En second lieu, aux termes du I de l’article 1er de la loi du 16 juillet 1980, relative aux astreintes prononcées en matière administrative et à l’exécution des jugements par les personnes morales de droit public, reproduit à l’article L. 911-9 du code de justice administrative : « Lorsqu'une décision juridictionnelle passée en force de chose jugée a condamné l'Etat au paiement d'une somme d'argent dont le montant est fixé par la décision elle-même, cette somme doit être ordonnancée dans un délai de deux mois à compter de la notification de la décision de justice. / Si la dépense est imputable sur des crédits limitatifs qui se révèlent insuffisants, l'ordonnancement est fait dans la limite des crédits disponibles. Les ressources nécessaires pour les compléter sont dégagées dans les conditions prévues par l'ordonnance n° 59-2 du 2 janvier 1959 portant loi organique relative aux lois de finances. Dans ce cas, l'ordonnancement complémentaire doit être fait dans un délai de quatre mois à compter de la notification. / A défaut d'ordonnancement dans les délais mentionnés aux alinéas ci-dessus, le comptable assignataire de la dépense doit, à la demande du créancier et sur présentation de la décision de justice, procéder au paiement (…) ». Dès lors que ces dispositions permettent à la partie gagnante, en cas d’inexécution d’une décision juridictionnelle passée en force de chose jugée, d’obtenir du comptable public assignataire le paiement de la somme que l’Etat est condamné à lui verser à défaut d’ordonnancement dans le délai prescrit, il n’y a, en principe, pas lieu de faire droit à une demande tendant à ce que le juge prenne des mesures pour assurer l’exécution de cette décision. Il en va toutefois différemment lorsque le comptable public assignataire, bien qu’il y soit tenu, refuse de procéder au paiement.

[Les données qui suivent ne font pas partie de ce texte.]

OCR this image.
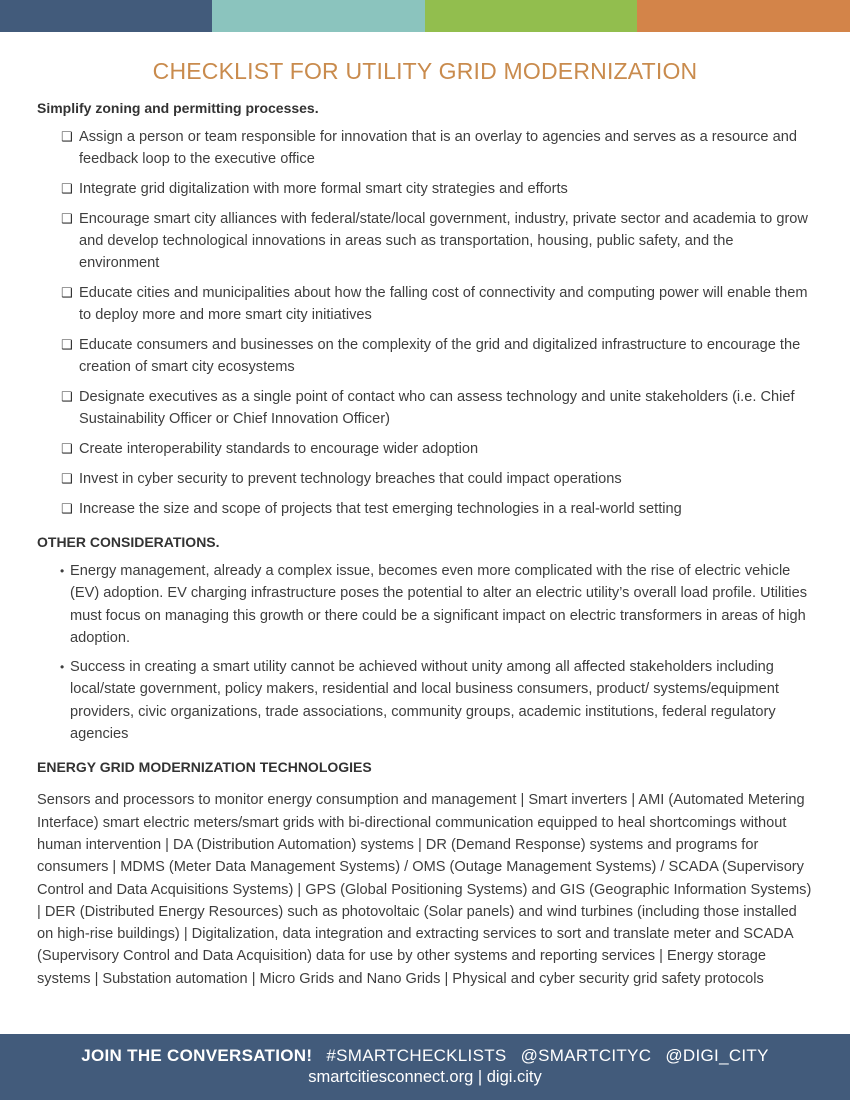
CHECKLIST FOR UTILITY GRID MODERNIZATION
Simplify zoning and permitting processes.
❑ Assign a person or team responsible for innovation that is an overlay to agencies and serves as a resource and feedback loop to the executive office
❑ Integrate grid digitalization with more formal smart city strategies and efforts
❑ Encourage smart city alliances with federal/state/local government, industry, private sector and academia to grow and develop technological innovations in areas such as transportation, housing, public safety, and the environment
❑ Educate cities and municipalities about how the falling cost of connectivity and computing power will enable them to deploy more and more smart city initiatives
❑ Educate consumers and businesses on the complexity of the grid and digitalized infrastructure to encourage the creation of smart city ecosystems
❑ Designate executives as a single point of contact who can assess technology and unite stakeholders (i.e. Chief Sustainability Officer or Chief Innovation Officer)
❑ Create interoperability standards to encourage wider adoption
❑ Invest in cyber security to prevent technology breaches that could impact operations
❑ Increase the size and scope of projects that test emerging technologies in a real-world setting
OTHER CONSIDERATIONS.
• Energy management, already a complex issue, becomes even more complicated with the rise of electric vehicle (EV) adoption. EV charging infrastructure poses the potential to alter an electric utility’s overall load profile. Utilities must focus on managing this growth or there could be a significant impact on electric transformers in areas of high adoption.
• Success in creating a smart utility cannot be achieved without unity among all affected stakeholders including local/state government, policy makers, residential and local business consumers, product/ systems/equipment providers, civic organizations, trade associations, community groups, academic institutions, federal regulatory agencies
ENERGY GRID MODERNIZATION TECHNOLOGIES

Sensors and processors to monitor energy consumption and management | Smart inverters | AMI (Automated Metering Interface) smart electric meters/smart grids with bi-directional communication equipped to heal shortcomings without human intervention | DA (Distribution Automation) systems | DR (Demand Response) systems and programs for consumers | MDMS (Meter Data Management Systems) / OMS (Outage Management Systems) / SCADA (Supervisory Control and Data Acquisitions Systems) | GPS (Global Positioning Systems) and GIS (Geographic Information Systems) | DER (Distributed Energy Resources) such as photovoltaic (Solar panels) and wind turbines (including those installed on high-rise buildings) | Digitalization, data integration and extracting services to sort and translate meter and SCADA (Supervisory Control and Data Acquisition) data for use by other systems and reporting services | Energy storage systems | Substation automation | Micro Grids and Nano Grids | Physical and cyber security grid safety protocols

JOIN THE CONVERSATION! #SMARTCHECKLISTS @SMARTCITYC @DIGI_CITY
smartcitiesconnect.org | digi.city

Il ne résulte pas de l’instruction que le comptable assignataire de la dépense ait été sollicité par le requérant pour procéder au paiement de la somme qui lui est due au titre de l’article L. 761-1 du code de justice administrative, en exécution de l’article 3 de l’ordonnance n° 2402624 du 12 juillet 2024. Par suite, les conclusions de M. A... tendant à ce qu’il soit enjoint au préfet d’Eure-et-Loir de lui verser sans délai la somme due au titre des frais non compris dans les dépens, sous astreinte de 250 euros par jour de retard, ne peuvent qu’être rejetées.
Il n’y a pas lieu, dans les circonstances de l’espèce, de mettre à la charge de l’Etat la somme demande par M. A... au titre de l’article L. 761-1 du code de justice administrative.
O R D O N N E :
Article 1er : Il n’y a pas lieu de statuer sur la demande de M. A... tendant à l’exécution de l’ordonnance n° 2402624 du 12 juillet 2024 de la juge des référés du tribunal en tant qu’elle prescrit au préfet d’Eure-et-Loir de réexaminer sa demande de regroupement familial au bénéfice de son épouse et de leur fils mineur.
Article 2 : Le surplus des conclusions de M. A... est rejeté.
Article 3 : La présente ordonnance sera notifiée à M. B... A... et au préfet d'Eure-et-Loir.
Fait à Orléans, le 19 juin 2025.
La juge des référés,
Sophie LESIEUX
La République mande et ordonne au préfet d'Eure-et-Loir en ce qui le concerne ou à tous commissaires de justice à ce requis en ce qui concerne les voies de droit commun, contre les parties privées, de pourvoir à l'exécution de la présente décision.